The best, most serious study of forecasting that I am aware of is Superforecasting: The Art and Science of Prediction by Philip E. Tetlock and Dan Gardner. Lessons from that work include: balance between inside and outside views (similar to using base rates), neither underreact nor overreact to evidence, understand the counterargument(s) to your case, force yourself to use numeric probabilities and conduct post-mortems.
The best way to solve the conundrum is to use the forecast correctly. 2. Do not become overly reliant on a single forecast nor ascribe to it a degree of accuracy it does not and will never possess. Rather, use forecasting to create a reasonable range of outcomes to prepare for, assign each a probability, plan for how you would act in each case and then adjust accordingly as developments play out.
Pay special attention to risks and downside scenarios. Appreciate the seemingly infinite complexity of the world – and plan for it. Consider the consequences of your actions if your forecast is wrong. If you are making a risky, permanent decision, a higher degree of confidence (or tighter range of outcomes) is required from the forecast. In the inverse situation, a looser forecast would suffice.
Seek out and identify forecast-breaking assumptions. These are things that everyone knows everyone knows. You don’t even think about them when forecasting. You will have to suss them out. When these assumptions prove wrong, the consequences can be disastrous, like pulling the wrong block from the Jenga tower. Prior to the Great Financial Crisis, everyone knew everyone knew “home prices only go up.” When home prices subsequently fell 27%, it nearly crashed the global financial system.
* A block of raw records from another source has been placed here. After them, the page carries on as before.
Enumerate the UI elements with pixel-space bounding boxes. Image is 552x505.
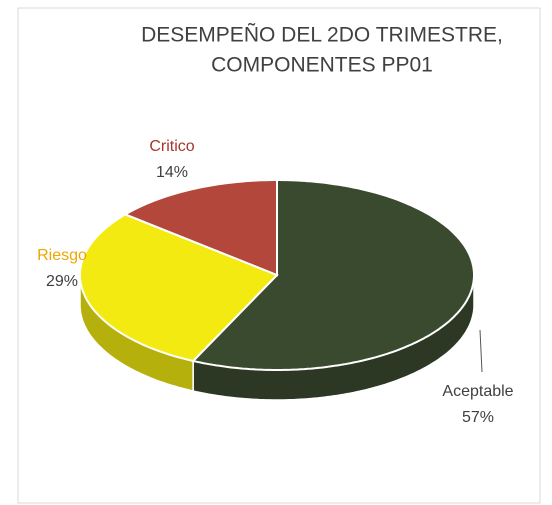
value-label: 14% (156, 164, 188, 181)
category-label: Riesgo (37, 247, 87, 264)
pie-slice (191, 179, 475, 371)
pie-slice (79, 213, 279, 363)
chart-title: DESEMPEÑO DEL 2DO TRIMESTRE, (141, 23, 503, 47)
category-label: Aceptable (442, 383, 513, 400)
pie-slice (122, 179, 278, 277)
category-label: Critico (149, 138, 194, 155)
value-label: 29% (46, 273, 78, 290)
pie (79, 179, 475, 401)
leader-line (479, 329, 483, 373)
chart-title: COMPONENTES PP01 (211, 54, 433, 77)
value-label: 57% (462, 409, 494, 426)
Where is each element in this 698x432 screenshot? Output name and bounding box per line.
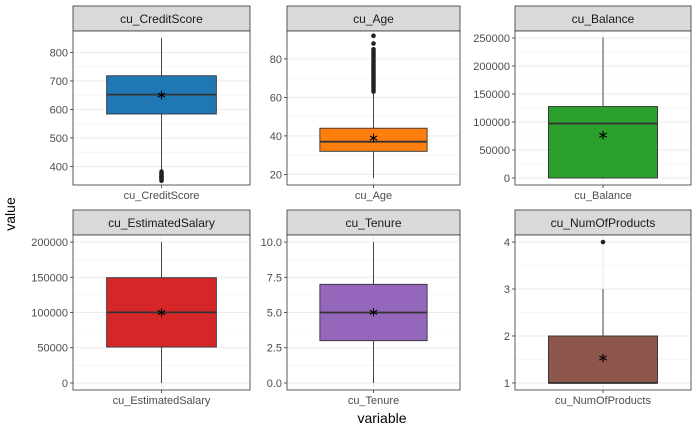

For protecting and building wealth, a big determinant of long-term success is simply surviving. When forecasting, it is better to be roughly right than precisely wrong. In the former case, you’re perhaps a little bruised and battered, but still okay. In the latter case, you’re dead. There’s no coming back from that, I don’t care how skilled you are. An underappreciated feature of investing is that just being more-or-less “okay” (sometimes a little good, sometimes a little bad) every year for many years can yield a truly exceptional long-term outcome. That is how compounding works.
Of course, you’ll need to forecast along the way. You can’t avoid it. Just build in a margin for error, within the forecast itself, within how you use the forecast and within your overall asset allocation. Protecting and building wealth isn’t about being right every time, all the time. That is impossible, though it never stops people from trying. Rather, protecting and building wealth is about your ability to patiently execute a disciplined process over very, very long stretches of time. No crystal ball required.